# Rate my workout routine!



## Gafuriks (Apr 13, 2014)

I have been doing this routine far about a month and a half now, and I just want your opinions on what could or should I improve on it. I'm 17 yeas old and weigh 80kg(176lb). I'm a complete newbie to working out, just so you know.

The program: http://i.imgur.com/F8HLEmi.png


----------



## NbleSavage (Apr 13, 2014)

If this is a troll (which I suspect it is) then piss off.

If you are serious, then this program is bullocks. Introduce yourself, talk to us about your goals and we can help.


----------



## Pinkbear (Apr 13, 2014)

do we get a scale to rate this?

no?
 ok on a scale of 0-5 5 being best 0 being worst i give it a 1


----------



## Gafuriks (Apr 13, 2014)

I don't really see why I would be a troll... I'm coming here for help.

Anyway, what I'm trying to achieve is more muscle size and definition. I don't want to be BIG, I just want to be muscular and look good without my shirt on.
I have no set diet for myself, and I have no idea where or how to start. I eat as much as possible of anything, as often as I can.


----------



## Gafuriks (Apr 13, 2014)

Are you going to help me improve it, or just tell me how bad it is?


----------



## stonetag (Apr 13, 2014)

You have no idea of  how or where to start? None, zip, Nada? Come on kid, you can do better then that. Introduce yourself, read through the truck load of great info on this board, no spoonfeeding going on up in here!;


----------



## Pinkbear (Apr 13, 2014)

i believe its give a man a fish he eats for a day,
teach a man to fish he eats for life

try making a program around one group of muscles a day, very classic and easy routine to follow is something like
day 1 - chest
day 2 -back
day 3 - shoulders 
day 4 - legs


----------



## yeti (Apr 13, 2014)

maybe even just a very basic push pull legs routine?

this one by Steve Pulcinella is great: http://articles.elitefts.com/training-articles/pull-press-squat/


----------



## NbleSavage (Apr 14, 2014)

Here's a link for like 46 different splits. 
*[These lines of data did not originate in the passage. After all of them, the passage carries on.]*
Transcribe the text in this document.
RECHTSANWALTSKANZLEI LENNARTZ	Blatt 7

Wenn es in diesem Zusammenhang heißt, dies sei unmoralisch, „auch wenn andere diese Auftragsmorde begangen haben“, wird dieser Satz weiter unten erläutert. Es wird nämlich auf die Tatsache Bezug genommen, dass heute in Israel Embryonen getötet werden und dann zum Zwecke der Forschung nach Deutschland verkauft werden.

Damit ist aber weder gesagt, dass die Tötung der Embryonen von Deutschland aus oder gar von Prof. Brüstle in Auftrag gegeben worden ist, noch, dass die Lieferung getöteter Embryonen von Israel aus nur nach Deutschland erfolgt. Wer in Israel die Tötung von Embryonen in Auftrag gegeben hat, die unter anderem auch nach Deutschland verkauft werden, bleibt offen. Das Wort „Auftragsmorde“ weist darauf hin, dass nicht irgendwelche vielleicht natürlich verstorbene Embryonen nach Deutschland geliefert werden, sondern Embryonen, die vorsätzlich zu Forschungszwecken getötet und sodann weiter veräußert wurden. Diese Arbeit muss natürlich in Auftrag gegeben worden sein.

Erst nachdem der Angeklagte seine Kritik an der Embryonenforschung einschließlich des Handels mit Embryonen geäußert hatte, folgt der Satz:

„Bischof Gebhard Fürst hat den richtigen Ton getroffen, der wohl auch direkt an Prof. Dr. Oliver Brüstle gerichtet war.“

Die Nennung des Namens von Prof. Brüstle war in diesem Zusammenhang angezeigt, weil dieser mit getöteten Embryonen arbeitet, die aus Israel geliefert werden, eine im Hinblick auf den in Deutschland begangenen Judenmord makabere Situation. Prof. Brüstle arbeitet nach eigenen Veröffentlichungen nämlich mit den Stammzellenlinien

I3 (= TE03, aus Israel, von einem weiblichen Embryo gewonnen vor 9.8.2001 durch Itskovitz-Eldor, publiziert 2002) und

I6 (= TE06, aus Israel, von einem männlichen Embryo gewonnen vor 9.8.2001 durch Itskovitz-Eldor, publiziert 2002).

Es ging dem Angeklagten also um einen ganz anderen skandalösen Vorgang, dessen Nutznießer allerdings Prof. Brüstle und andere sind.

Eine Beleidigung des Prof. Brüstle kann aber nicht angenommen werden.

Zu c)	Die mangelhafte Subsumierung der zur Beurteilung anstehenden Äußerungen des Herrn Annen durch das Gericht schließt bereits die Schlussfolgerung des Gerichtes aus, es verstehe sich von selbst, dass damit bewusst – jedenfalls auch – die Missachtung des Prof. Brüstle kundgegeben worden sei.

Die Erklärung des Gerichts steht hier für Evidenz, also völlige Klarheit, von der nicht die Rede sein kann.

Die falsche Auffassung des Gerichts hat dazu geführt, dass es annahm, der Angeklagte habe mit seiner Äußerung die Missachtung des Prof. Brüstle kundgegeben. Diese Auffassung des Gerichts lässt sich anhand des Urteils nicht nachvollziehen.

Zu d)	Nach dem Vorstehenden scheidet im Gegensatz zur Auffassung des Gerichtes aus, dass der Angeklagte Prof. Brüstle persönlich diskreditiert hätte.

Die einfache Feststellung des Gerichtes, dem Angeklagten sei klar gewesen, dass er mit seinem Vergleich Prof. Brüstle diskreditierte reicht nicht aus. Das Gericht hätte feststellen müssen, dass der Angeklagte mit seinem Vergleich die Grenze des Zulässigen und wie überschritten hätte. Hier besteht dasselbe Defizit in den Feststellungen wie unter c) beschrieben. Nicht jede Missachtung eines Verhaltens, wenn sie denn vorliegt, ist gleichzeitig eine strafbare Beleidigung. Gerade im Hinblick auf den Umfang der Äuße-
You really didn't do much homework here, Lad. Took me all of 3 seconds.


----------



## Azog (Apr 14, 2014)

That crazy of a routine mandates the copious injection of Lettuce no ester.


----------



## Bro Bundy (Apr 14, 2014)

Azog said:


> That crazy of a routine mandates the copious injection of Lettuce no ester.



LNE from tillacle


----------



## BigGameHunter (Apr 14, 2014)

Pinkbear said:


> i believe its give a man a fish he eats for a day,
> teach a man to fish he eats for life
> 
> try making a program around one group of muscles a day, very classic and easy routine to follow is something like
> ...



OP there are your marching orders.


----------



## TriniJuice (Apr 14, 2014)

This is what i used to develop my routines
http://www.exrx.net/Lists/WtMale.html
just click on w/e muscle and a list of varying exercises will come up; Barbell, Dumbbell, Bodyweight, Cable etc
play around on the site, you'll find alot of info but here's a beginners page
http://www.exrx.net/Beginning.html


----------



## deejeff442 (Apr 14, 2014)

That looks like a crossfit work schedule. Yea lol you dont want to be big but once you start getting size it never ends. At your age if you eat enough you can do a 3 on 1 off schedule.i do 3 on 1 off and 2 on 1 off.for the week.legs.back and chest for 1st 3 days .arms and shoulders with traps for the 2 days.this way my upper body rests for 2 straight days.


----------



## whitelml (Apr 16, 2014)

You need heavy compound exercises.   Full body workouts 3 times a week.  When you become intermediate then split things up and hit muscles twice a week.   Don't forget FOOD!!!!!


----------



## Trauma RN (Apr 16, 2014)

Pinkbear said:


> i believe its give a man a fish he eats for a day,
> teach a man to fish he eats for life
> 
> try making a program around one group of muscles a day, very classic and easy routine to follow is something like
> ...




PB I think you forgot about arms??....


----------



## whitelml (Apr 16, 2014)

You need heavy compound exercises.   Full body workouts 3 times a week.  When you become intermediate then split things up and hit muscles twice a week.   Don't forget FOOD!!!!!


----------